EMILIO PRINI, "Untitled", 13,5 x 8 x 5 cm, 250 ml olive oil can, punctured, 2011.
EMILIO PRINI
Untitled, 13,5 x 8 x 5 cm, 250 ml olive oil can, punctured, 2011.
Emilio Prini (b. 1938 - d. 2016) has created two works for Due Leoni. The first, in 2011, is the result of an initial request to create an olive oil edition, which was met, over many months of negotiation, with the proposal to hammer nails into a 250 ml green metal can. The result, artistically a reference to Lucio Fontana, or Yoko Ono’s Painting to Hammer a Nail In, is of utmost beauty, but utterly unusable. It’s almost a sort of challenge to the farmer himself. At the same time, and as if to reward the patience of curator Cornelia Lauf, Prini allowed only one, precious, piece to be completed. This unique version was punctured repeatedly with hammer and nail, under the supervision of the artist.
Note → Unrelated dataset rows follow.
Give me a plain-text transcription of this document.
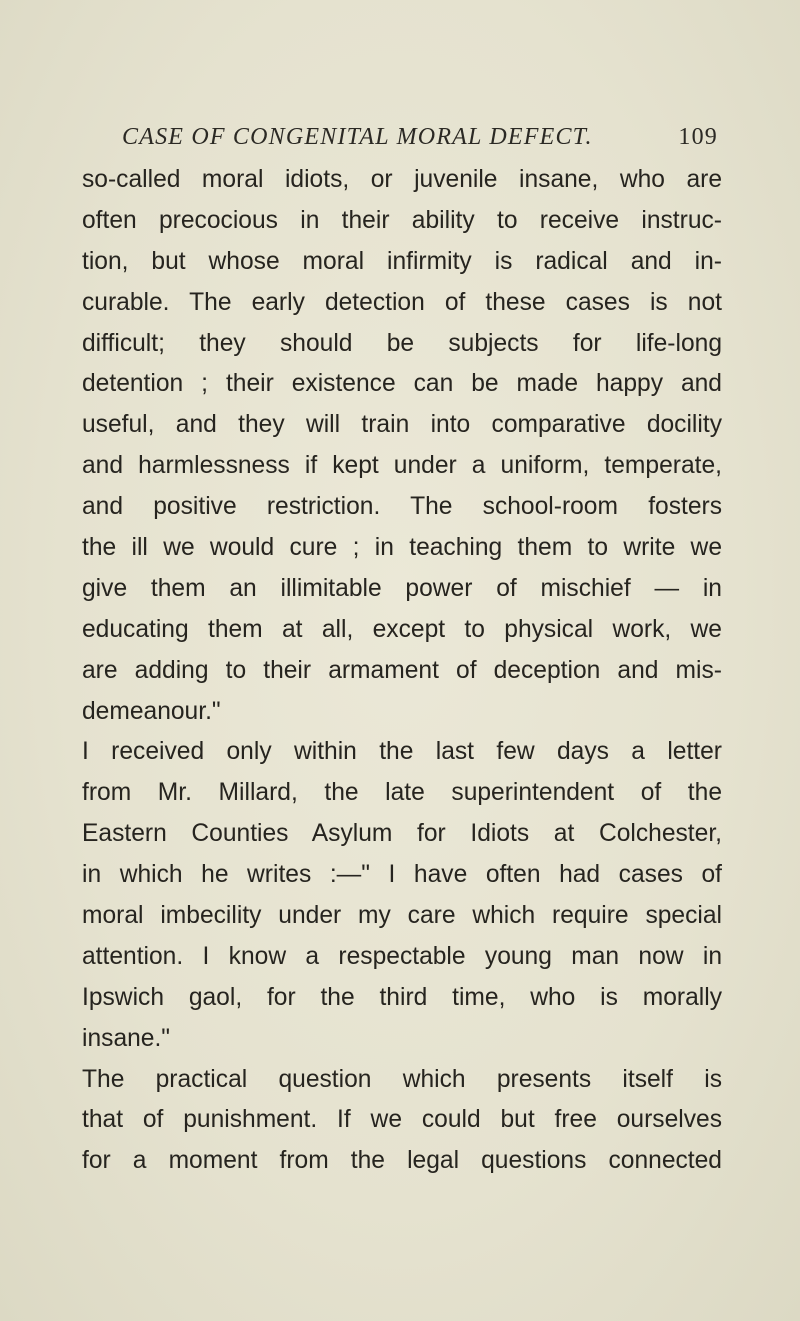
CASE OF CONGENITAL MORAL DEFECT.	109
so-called moral idiots, or juvenile insane, who are
often precocious in their ability to receive instruc-
tion, but whose moral infirmity is radical and in-
curable. The early detection of these cases is not
difficult; they should be subjects for life-long
detention ; their existence can be made happy and
useful, and they will train into comparative docility
and harmlessness if kept under a uniform, temperate,
and positive restriction. The school-room fosters
the ill we would cure ; in teaching them to write we
give them an illimitable power of mischief — in
educating them at all, except to physical work, we
are adding to their armament of deception and mis-
demeanour."
I received only within the last few days a letter
from Mr. Millard, the late superintendent of the
Eastern Counties Asylum for Idiots at Colchester,
in which he writes :—" I have often had cases of
moral imbecility under my care which require special
attention. I know a respectable young man now in
Ipswich gaol, for the third time, who is morally
insane."
The practical question which presents itself is
that of punishment. If we could but free ourselves
for a moment from the legal questions connected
A second edition for Due Leoni was created with Emilio Prini, in exchange for twenty liters of our finest extra virgin olive oil. What was meant to be a new and unlimited edition took over two years to produce (finished in 2012), and is, once again, a unique piece. It consists of a copper bar, or standard measure, one meter, sourced by Veronica Bellei, and signed by the artist, which rests on two identical green 5-liter cans of olive oil. Dionysia Drakou, Jessica Murtha, and Martha Carillo Cardenas assisted from time to time. Here, Prini was teasing his long-time and deceased friend, Mario Merz, who created a work with neon and olive oil can, many decades earlier. The merciless game that is art. Pictured, the signed copper bar, 1 meter, which curator Cornelia Lauf brought to her lecture at Palazzo Altemps and leaned against a famous sarcophagus, in 2013.